Bajo una perspectiva histórica, la situación no refleja la gravedad del desempleo abierto de mediados de los 90’ (18,4%). Pero se explica por un mercado laboral mucho más flexible de facto —antes de la reforma laboral de febrero pasado—, donde el segmento informal actúa como “colchón” que evita el derrumbe al ingreso cero, aunque bajo condiciones laborales y remunerativas más precarias.

Los empleos que se crean tienen ingresos sensiblemente menores a los que se destruyen. El salario promedio de los trabajadores asalariados ronda los $1,6 millones mensuales; el de los monotributistas es similar, aunque con una dispersión mucho mayor (muchos ganan bastante menos y otros bastante más). Pero el grueso del empleo nuevo se concentra en los no asalariados informales, cuyo ingreso promedio cae a $620.000 mensuales.

Economía heterogénea

La heterogeneidad sectorial explica parte de la dinámica. La economía crece, pero de manera más dinámica en sectores capital-intensivos —energía, minería, agro— y se estanca o cae en actividades intensivas en trabajo. De hecho, 2025 fue el primer año desde 2004 en que la actividad económica y el desempleo aumentaron simultáneamente.
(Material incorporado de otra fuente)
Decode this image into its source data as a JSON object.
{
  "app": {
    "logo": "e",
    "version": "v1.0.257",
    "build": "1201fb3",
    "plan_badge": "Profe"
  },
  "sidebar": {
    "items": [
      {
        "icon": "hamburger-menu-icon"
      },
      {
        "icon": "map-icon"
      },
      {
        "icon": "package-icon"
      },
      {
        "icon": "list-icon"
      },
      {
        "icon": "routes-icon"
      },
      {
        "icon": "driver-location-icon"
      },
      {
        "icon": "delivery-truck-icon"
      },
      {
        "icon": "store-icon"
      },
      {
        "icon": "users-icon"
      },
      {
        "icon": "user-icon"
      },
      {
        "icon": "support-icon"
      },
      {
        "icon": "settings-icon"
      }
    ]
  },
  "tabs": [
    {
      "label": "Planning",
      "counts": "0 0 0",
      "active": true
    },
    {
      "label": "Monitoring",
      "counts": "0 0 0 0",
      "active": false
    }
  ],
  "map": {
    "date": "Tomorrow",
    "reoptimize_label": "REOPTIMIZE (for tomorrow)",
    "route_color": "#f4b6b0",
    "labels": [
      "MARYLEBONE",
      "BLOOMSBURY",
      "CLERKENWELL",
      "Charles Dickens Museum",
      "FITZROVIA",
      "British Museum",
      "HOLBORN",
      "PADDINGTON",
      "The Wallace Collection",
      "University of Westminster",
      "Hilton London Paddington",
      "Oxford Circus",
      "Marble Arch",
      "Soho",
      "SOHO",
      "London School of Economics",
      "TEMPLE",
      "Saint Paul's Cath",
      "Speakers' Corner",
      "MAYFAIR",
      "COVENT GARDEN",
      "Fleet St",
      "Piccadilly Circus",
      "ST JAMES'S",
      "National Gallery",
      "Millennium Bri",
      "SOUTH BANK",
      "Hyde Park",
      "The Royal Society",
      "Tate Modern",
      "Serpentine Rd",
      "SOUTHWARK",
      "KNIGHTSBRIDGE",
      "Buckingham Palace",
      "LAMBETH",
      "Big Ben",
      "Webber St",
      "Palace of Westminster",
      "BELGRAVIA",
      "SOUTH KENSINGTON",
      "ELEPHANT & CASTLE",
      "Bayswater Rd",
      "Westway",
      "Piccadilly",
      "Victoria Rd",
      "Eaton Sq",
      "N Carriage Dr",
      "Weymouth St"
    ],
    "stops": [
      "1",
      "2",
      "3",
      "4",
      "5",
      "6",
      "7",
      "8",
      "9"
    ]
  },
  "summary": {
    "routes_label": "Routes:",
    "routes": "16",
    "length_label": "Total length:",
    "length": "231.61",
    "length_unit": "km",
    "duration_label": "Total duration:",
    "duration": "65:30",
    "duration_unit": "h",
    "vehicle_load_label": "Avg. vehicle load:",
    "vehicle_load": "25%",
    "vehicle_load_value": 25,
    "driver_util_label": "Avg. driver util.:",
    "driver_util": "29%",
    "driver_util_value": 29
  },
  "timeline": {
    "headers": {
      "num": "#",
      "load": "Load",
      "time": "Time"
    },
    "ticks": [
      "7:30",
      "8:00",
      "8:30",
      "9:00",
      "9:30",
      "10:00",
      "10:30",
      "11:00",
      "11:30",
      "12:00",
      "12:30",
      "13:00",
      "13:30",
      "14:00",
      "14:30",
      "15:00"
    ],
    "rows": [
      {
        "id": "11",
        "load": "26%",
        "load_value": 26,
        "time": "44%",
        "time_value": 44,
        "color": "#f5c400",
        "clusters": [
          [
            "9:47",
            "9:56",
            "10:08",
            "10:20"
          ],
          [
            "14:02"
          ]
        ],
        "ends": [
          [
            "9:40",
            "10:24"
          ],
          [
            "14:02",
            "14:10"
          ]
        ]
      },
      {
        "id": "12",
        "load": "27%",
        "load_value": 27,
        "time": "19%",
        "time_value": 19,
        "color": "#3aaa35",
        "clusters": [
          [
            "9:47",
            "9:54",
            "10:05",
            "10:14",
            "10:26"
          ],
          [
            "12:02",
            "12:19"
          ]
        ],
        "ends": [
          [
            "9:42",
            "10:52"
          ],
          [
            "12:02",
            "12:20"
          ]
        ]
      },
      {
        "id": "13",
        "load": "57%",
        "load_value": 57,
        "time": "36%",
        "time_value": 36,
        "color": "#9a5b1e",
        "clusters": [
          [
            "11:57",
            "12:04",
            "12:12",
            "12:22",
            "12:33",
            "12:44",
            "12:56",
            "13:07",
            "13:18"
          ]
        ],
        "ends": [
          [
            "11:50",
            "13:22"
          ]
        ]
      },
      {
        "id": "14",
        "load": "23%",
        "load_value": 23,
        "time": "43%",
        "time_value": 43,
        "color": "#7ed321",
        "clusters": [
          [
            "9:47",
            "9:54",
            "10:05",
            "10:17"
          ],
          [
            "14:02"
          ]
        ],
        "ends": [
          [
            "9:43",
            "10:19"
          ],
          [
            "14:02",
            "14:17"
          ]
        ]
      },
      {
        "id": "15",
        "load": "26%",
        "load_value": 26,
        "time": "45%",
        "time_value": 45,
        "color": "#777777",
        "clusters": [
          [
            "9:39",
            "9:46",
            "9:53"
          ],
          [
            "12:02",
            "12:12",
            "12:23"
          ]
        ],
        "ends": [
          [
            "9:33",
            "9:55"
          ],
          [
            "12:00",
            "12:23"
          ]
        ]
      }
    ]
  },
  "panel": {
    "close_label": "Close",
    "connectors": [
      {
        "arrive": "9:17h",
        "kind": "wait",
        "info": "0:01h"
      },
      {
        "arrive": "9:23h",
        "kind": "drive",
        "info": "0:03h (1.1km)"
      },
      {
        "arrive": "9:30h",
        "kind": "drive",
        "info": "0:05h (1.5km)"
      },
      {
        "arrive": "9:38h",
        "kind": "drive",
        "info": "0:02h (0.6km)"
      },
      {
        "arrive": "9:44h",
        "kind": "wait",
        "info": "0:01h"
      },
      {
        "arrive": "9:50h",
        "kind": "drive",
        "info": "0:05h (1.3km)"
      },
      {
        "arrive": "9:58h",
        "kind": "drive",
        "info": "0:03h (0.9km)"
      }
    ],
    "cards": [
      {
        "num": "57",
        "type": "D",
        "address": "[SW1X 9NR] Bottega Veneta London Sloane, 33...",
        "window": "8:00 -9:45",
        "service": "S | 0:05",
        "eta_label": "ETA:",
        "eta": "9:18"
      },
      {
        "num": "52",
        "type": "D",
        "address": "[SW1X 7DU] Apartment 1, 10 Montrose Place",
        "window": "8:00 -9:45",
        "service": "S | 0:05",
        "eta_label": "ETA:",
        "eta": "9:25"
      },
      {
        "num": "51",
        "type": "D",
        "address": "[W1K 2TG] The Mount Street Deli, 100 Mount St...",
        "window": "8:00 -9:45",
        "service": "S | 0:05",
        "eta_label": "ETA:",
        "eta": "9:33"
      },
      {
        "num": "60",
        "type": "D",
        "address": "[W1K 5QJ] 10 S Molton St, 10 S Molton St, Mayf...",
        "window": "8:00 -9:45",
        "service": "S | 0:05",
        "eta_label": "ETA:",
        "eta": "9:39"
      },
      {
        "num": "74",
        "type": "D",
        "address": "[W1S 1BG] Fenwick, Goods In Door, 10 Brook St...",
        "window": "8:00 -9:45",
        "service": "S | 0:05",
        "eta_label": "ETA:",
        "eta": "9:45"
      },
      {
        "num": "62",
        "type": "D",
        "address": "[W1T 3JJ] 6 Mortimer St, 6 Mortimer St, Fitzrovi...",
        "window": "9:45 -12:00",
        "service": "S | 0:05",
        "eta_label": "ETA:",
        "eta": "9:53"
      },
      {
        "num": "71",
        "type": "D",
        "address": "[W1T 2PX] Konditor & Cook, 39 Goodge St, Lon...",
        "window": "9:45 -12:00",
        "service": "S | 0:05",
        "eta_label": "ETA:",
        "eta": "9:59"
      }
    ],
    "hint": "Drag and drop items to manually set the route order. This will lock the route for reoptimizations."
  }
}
En el extremo positivo: Hoteles y restaurantes (+189.000 puestos), Transporte (+145.000) y Servicio doméstico (+98.000). Los dos primeros probablemente respondan al crecimiento del empleo de plataformas, modalidad que ofrece mayor flexibilidad pero no implica relación laboral formal. En el extremo opuesto: Industria manufacturera (-360.000), Enseñanza (-226.000) y Servicios financieros, inmobiliarios y empresariales (-130.000). 

La reforma laboral recientemente aprobada apunta en la dirección correcta, ya que ataca los principales problemas del mercado laboral —altos costos de contratación, rigidez regulatoria y litigiosidad—. Sin embargo, sus efectos no serán inmediatos. Tampoco están garantizados en cualquier escenario: la condición necesaria para la creación sostenida de puestos de trabajo sigue siendo el crecimiento económico y la estabilidad nominal.